1. 27

with online REPL

  1.  

  2. 10
    1. 7

      Why do they consider this a new language and not just a Haskell compiler targeting the JVM?

      1. 5

        I think it’s partially a marketing choice but Typelead says they are going to add things to the language. One example is PureScript’s row polymorphism.

        1. 4

          There’s an entry in the FAQ that says something pretty close to that. A few of the other FAQ entries are also on that subject.

      2. 6

        The description reads, “a powerful language for building scalable systems on the JVM”

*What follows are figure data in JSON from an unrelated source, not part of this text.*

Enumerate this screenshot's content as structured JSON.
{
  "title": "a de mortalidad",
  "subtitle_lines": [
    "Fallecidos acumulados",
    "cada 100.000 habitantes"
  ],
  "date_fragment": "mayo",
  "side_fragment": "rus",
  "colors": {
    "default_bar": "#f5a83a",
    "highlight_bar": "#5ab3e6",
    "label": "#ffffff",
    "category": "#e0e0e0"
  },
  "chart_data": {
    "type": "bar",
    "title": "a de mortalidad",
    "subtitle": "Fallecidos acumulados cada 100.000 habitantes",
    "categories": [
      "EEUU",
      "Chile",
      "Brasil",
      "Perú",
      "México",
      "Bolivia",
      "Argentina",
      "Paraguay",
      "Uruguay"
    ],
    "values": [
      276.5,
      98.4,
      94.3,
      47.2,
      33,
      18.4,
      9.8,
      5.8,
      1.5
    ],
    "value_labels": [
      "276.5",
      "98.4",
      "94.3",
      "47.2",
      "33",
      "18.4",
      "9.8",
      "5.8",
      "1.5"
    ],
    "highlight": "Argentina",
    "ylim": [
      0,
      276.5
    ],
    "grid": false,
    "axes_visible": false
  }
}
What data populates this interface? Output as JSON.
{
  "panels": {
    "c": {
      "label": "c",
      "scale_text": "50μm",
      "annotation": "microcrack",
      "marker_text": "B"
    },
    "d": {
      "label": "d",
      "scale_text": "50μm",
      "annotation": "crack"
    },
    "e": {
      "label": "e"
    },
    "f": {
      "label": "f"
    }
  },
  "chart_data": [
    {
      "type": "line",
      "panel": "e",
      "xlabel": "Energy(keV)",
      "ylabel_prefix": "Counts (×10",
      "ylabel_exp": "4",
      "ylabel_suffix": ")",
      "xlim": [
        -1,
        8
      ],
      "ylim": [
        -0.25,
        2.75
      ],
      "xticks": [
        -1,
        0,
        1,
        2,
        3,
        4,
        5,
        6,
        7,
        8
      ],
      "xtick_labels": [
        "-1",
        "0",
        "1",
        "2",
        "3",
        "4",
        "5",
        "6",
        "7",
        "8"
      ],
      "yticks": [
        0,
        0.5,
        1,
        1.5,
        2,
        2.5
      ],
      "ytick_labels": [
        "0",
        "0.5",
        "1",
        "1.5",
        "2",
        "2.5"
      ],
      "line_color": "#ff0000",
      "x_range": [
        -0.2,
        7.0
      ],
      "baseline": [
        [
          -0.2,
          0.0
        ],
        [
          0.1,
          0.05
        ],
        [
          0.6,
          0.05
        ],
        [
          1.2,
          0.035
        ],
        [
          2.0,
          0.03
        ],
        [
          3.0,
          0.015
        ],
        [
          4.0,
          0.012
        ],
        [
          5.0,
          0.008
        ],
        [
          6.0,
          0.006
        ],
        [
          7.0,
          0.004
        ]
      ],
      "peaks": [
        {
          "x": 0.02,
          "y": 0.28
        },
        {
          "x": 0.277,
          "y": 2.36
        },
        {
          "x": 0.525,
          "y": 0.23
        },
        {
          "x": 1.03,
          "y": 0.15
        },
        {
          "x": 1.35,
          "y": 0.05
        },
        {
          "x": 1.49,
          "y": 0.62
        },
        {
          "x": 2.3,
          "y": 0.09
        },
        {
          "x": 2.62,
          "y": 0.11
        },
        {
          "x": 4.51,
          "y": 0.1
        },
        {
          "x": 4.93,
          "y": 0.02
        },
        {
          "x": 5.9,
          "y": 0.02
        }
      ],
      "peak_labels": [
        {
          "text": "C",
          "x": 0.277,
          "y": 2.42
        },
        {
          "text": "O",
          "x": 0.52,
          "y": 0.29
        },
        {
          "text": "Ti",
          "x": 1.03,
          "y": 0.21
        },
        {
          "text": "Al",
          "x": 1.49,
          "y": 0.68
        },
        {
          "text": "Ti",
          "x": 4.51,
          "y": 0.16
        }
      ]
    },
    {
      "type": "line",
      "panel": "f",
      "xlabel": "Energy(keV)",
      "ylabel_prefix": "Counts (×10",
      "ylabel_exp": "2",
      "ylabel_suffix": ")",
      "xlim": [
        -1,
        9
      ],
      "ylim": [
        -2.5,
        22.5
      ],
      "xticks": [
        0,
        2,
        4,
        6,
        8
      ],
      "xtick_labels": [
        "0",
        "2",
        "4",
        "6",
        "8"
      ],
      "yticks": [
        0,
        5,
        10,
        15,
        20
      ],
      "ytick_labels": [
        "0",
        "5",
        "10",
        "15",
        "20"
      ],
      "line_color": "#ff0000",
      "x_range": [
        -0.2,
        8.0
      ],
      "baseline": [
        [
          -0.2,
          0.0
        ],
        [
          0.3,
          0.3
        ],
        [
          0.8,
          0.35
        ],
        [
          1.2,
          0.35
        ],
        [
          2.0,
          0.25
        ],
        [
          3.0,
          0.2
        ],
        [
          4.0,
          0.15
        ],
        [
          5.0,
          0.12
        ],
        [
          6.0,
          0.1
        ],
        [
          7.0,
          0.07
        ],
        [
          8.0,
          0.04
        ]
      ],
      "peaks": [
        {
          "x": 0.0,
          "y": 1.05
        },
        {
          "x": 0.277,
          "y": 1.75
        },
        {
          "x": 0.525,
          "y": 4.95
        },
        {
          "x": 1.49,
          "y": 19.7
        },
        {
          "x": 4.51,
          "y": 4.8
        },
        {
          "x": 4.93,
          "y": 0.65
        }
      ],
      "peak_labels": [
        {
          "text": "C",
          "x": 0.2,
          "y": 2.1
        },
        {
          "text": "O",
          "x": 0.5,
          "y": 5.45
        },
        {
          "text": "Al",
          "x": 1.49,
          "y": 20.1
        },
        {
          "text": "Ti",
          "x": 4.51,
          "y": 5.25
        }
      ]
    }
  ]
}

        What kinds of scalable systems have been built with Eta?

        1. 5

          Eta is a fork of GHC. The code generator and the runtime have been replaced. Some very scalable systems have been made with GHC but nothing with Eta yet.

        2. 6

          Sweet landing page, very polished.

          Funny opening with “A powerful language for building scalable systems on the JVM” followed by (can’t say for sure without checking the compiled output) what looks like a terribly unscalable implementation of “quicksort”.

          1. 3

            It’s perfectly reasonable idomatic Haskell. It’s got a bug, mind you (it de-dupes), but it’s idiomatic and performant when compiled by ghc. Since Eta is based on ghc, there’s a very good chance it’s also performant.

            1. 3

              Doing it in-place would be ideal. Here’s an example of an efficient variant of quicksort:

              http://hackage.haskell.org/package/vector-algorithms-0.7.0.1/docs/src/Data-Vector-Algorithms-Intro.html#sort

              But I don’t mind seeing the naive quicksort implementation. It’s not algorithmically optimal but it’s very easy to understand.

          2. 5

            is the logo intentionally a reference to llvm’s?